Lübbens Bürgermeister Lars Kolan verteidigt sich gegen Vorwürfe

Lars Kolan (SPD) nutzte deshalb den Hauptausschuss, um sich zu wehren. Er lenkte dabei den Blick auch auf die Rolle der Stadtverordneten, deren Art und Weise über Vorschläge der Verwaltung zu diskutieren, teils von wenige Wertschätzung gegenüber den Mitarbeitern zeuge.

Jens Richter, CDU-Fraktionsvorsitzender wollte dies so nicht stehen lassen.
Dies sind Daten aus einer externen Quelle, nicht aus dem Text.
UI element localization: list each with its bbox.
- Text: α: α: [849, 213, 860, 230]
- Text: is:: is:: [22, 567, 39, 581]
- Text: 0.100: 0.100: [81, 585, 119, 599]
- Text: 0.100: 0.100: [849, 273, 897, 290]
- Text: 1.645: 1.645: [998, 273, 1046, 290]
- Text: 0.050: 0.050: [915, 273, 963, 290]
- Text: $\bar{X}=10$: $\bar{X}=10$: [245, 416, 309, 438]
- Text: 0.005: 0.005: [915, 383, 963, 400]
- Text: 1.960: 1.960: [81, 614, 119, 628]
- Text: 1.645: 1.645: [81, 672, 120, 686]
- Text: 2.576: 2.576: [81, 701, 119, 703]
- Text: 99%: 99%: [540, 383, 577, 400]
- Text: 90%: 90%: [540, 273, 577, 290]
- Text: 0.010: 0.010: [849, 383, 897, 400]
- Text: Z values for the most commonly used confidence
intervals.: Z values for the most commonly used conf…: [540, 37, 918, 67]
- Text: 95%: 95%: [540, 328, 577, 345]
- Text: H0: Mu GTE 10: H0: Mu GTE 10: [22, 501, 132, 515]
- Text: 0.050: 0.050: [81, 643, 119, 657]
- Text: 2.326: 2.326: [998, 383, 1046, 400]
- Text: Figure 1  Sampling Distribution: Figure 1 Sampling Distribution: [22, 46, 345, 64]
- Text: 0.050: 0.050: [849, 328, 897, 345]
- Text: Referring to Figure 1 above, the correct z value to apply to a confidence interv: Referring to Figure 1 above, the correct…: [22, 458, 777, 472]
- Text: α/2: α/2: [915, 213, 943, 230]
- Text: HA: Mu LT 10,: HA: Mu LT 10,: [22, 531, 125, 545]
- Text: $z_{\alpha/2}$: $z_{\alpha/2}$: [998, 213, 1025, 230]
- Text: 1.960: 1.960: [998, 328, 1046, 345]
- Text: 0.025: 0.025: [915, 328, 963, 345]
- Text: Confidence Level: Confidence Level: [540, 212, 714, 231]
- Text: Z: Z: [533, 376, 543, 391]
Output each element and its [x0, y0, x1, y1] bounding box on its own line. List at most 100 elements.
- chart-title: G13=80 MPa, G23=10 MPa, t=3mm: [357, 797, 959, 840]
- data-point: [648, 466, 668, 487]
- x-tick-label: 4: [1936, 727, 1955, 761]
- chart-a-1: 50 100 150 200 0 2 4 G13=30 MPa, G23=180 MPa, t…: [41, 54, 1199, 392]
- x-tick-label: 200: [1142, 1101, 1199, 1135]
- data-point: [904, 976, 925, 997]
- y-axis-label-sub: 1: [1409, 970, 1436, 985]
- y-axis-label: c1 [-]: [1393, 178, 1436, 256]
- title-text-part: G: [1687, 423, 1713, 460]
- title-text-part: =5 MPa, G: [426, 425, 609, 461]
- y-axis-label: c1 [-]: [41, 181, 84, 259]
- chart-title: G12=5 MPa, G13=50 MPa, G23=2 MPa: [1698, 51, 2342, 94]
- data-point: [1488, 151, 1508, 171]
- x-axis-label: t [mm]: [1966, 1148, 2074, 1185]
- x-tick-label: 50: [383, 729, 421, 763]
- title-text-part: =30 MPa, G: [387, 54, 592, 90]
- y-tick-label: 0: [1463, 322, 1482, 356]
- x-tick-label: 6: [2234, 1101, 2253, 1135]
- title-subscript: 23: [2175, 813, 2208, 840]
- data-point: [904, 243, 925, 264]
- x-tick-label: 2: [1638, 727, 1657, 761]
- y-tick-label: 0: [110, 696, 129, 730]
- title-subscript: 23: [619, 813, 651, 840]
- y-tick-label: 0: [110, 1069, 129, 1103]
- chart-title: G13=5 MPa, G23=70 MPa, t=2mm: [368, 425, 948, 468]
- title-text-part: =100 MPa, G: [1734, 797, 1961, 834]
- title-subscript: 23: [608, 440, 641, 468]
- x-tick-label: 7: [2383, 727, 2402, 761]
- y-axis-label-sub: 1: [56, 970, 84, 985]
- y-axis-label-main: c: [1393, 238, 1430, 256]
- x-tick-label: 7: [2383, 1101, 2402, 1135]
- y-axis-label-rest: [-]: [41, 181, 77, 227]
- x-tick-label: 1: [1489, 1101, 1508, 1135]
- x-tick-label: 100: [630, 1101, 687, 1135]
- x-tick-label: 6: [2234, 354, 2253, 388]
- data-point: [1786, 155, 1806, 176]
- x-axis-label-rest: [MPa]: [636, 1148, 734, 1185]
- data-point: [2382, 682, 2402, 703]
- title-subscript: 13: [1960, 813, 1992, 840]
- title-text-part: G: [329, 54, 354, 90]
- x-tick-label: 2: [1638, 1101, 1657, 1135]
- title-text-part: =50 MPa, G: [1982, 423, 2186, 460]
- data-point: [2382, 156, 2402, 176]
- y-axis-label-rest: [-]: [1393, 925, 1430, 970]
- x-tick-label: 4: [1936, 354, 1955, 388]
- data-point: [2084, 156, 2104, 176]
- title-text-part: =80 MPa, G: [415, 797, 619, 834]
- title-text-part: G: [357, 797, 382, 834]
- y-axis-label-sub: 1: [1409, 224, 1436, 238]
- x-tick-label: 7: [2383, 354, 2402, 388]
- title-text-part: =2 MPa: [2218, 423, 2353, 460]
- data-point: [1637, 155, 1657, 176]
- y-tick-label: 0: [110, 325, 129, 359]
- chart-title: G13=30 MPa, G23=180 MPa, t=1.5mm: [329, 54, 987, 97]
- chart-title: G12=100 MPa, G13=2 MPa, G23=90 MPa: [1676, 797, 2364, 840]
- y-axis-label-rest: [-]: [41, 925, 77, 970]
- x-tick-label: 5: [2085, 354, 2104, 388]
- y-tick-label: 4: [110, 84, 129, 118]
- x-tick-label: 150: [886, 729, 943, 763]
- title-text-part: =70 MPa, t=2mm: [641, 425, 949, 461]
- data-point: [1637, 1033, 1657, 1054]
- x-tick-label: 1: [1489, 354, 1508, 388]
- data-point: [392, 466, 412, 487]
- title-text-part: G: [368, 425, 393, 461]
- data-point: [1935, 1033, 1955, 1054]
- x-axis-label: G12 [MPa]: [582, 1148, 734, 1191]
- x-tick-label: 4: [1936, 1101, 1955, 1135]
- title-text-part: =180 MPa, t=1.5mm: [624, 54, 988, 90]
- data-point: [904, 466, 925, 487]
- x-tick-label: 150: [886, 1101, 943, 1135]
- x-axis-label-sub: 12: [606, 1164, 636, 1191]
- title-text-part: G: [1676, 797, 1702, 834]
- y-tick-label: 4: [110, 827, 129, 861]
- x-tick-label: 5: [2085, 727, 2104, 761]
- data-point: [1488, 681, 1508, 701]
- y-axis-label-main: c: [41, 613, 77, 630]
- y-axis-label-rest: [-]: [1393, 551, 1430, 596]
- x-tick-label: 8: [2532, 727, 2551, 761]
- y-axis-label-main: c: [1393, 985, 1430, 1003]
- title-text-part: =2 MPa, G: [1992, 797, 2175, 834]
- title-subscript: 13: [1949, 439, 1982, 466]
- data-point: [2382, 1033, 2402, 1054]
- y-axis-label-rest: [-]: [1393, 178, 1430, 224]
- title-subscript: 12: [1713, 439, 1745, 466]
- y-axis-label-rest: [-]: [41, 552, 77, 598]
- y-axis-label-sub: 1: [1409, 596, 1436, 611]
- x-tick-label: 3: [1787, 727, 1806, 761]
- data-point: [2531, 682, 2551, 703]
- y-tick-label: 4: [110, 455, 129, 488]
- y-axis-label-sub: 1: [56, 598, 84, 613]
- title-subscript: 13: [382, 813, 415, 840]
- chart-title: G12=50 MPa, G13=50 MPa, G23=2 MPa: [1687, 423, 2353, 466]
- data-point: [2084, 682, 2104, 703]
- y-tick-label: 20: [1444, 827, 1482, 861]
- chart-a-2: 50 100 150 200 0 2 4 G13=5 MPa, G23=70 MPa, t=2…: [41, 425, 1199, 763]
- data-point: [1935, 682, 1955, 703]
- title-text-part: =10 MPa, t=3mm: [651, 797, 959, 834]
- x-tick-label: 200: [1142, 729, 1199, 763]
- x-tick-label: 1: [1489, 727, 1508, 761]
In der Stadtverordnetenversammlung erläuterte er das Ziel der Vorlage, dessen Wirkung in der Zukunft liegen soll, um Mitarbeiter zu halten oder neue in die Stadt zu locken. Vor allem zeigte sich Richter enttäuscht vom Bild, dass der Bürgermeister von den Stadtverordneten zu haben scheint. Aus Sicht Richters hatten Abgeordnete und Verwaltung nach der Kommunalwahl wieder zu einem vertrauensvollen Umgang und einer konstruktiven Zusammenarbeit gefunden. Jedoch scheine dieser Neustart nicht stattgefunden zu haben, wenn es bei der Verwaltung viel Misstrauen gegenüber den Stadtverordneten gibt, so Richter. Fachkompetenz und daraus entstehende kritische Nachfragen, die sich aus der Vita einzelner Stadtverordneter ergebe, sollte die Verwaltung als Stärke begreifen und nicht als Angriff. Letztlich zog Jens Richter, die CDU-Vorlage zurück und beendete damit vorerst die Debatte.